If $M_*$ and $N_*$ are graded modules over the *graded* ring $R_*$, what is the definition of $M_* \otimes_{R_*} N_*$?
Usually the tensor product of two graded $R_\bullet$-modules $M_\bullet, N_\bullet$ is defined as having $n$-th component $$\left(M_{\bullet}\otimes_{R_\bullet} N_\bullet\right)_n\ :=\ \left(\bigoplus\limits_{p+q=n} M_p\otimes_{\mathbb Z} N_q\right)\left/\left(m r\otimes n - m\otimes r n\ |\ a+b+c=n, m\in M_a, r\in R_b, n\in N_c\right)\right..$$ In particular, this is a quotient of $\bigoplus\limits_{p+q=n} M_p\otimes_{R_0} N_q$, but usually much smaller.
For example, take $R_\bullet=M_\bullet=N_\bullet:={\mathbb k}[x]$ for some commutative ring $\mathbb k$, with $\text{deg}(x)=1$. Then $$\bigoplus\limits_{p+q=n} M_p\otimes_{R_0} N_q={\mathbb k}[x,y]_n,\quad\text{ while }\quad(M_\bullet\otimes_{R_\bullet} N_\bullet)_n=R_n={\mathbb k}[x]_n.$$
Just a comment -- an indirect but intuitive way to remember this is the following:
First of all, as a module $M_* \otimes_{R_*} N_*$ is just the ordinary tensor product of $R_*$-modules. This is the only reasonable construction (we can always apply the operation of "forgetting the grading", which reduces the construction to this ordinary tensor product).

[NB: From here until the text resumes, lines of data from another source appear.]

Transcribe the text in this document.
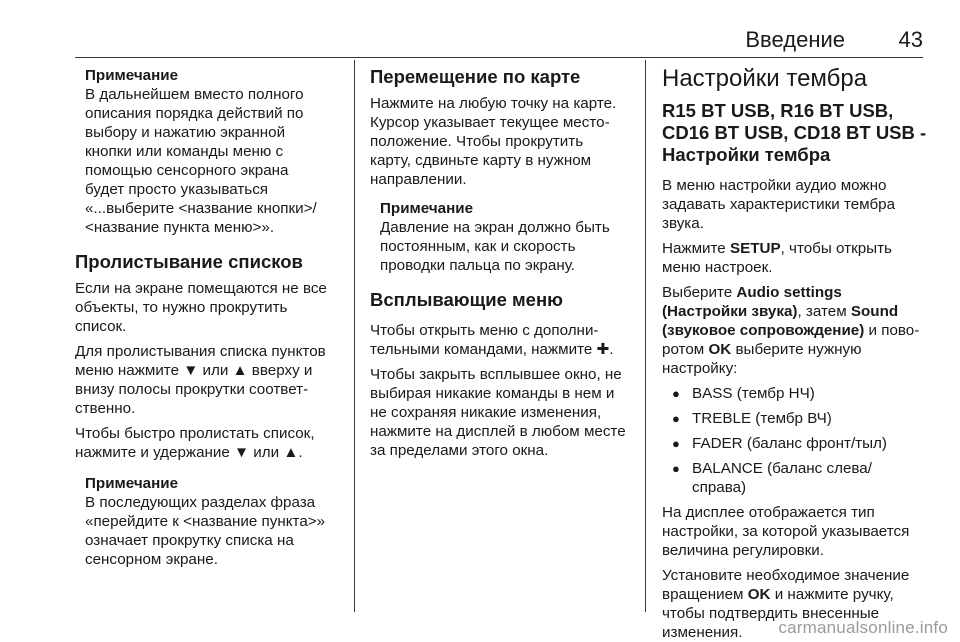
Введение 43
Примечание
В дальнейшем вместо полного
описания порядка действий по
выбору и нажатию экранной
кнопки или команды меню с
помощью сенсорного экрана
будет просто указываться
«...выберите <название кнопки>/
<название пункта меню>».
Пролистывание списков

Если на экране помещаются не все
объекты, то нужно прокрутить
список.

Для пролистывания списка пунктов
меню нажмите ▼ или ▲ вверху и
внизу полосы прокрутки соответ-
ственно.

Чтобы быстро пролистать список,
нажмите и удержание ▼ или ▲.

Примечание
В последующих разделах фраза
«перейдите к <название пункта>»
означает прокрутку списка на
сенсорном экране.
Перемещение по карте

Нажмите на любую точку на карте.
Курсор указывает текущее место-
положение. Чтобы прокрутить
карту, сдвиньте карту в нужном
направлении.

Примечание
Давление на экран должно быть
постоянным, как и скорость
проводки пальца по экрану.
Всплывающие меню

Чтобы открыть меню с дополни-
тельными командами, нажмите ✚.

Чтобы закрыть всплывшее окно, не
выбирая никакие команды в нем и
не сохраняя никакие изменения,
нажмите на дисплей в любом месте
за пределами этого окна.

Настройки тембра
R15 BT USB, R16 BT USB,
CD16 BT USB, CD18 BT USB -
Настройки тембра

В меню настройки аудио можно
задавать характеристики тембра
звука.

Нажмите SETUP, чтобы открыть
меню настроек.

Выберите Audio settings
(Настройки звука), затем Sound
(звуковое сопровождение) и пово-
ротом OK выберите нужную
настройку:

● BASS (тембр НЧ)
● TREBLE (тембр ВЧ)
● FADER (баланс фронт/тыл)
● BALANCE (баланс слева/
справа)

На дисплее отображается тип
настройки, за которой указывается
величина регулировки.

Установите необходимое значение
вращением OK и нажмите ручку,
чтобы подтвердить внесенные
изменения.	carmanualsonline.info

So the module structure is unique. That leaves the grading: observe that $M_* \otimes_{R_*} N_*$ is generated by homogeneous elements of the form $m \otimes n$. Clearly, the degree of such an element is $\deg(m) + \deg(n)$.
Moreover, the defining relations of $R_*$-bilinearity respect this rule -- multiplying by scalars raises the degree in the `intuitive' way -- which means it's well-defined to grade elements of $M_* \otimes_{R_*} N_*$ by (a) finding any way to represent them as sums of simple tensors, then (b) using the above rule.
Following this reasoning a few more steps leads to the nice computation done by Hanno.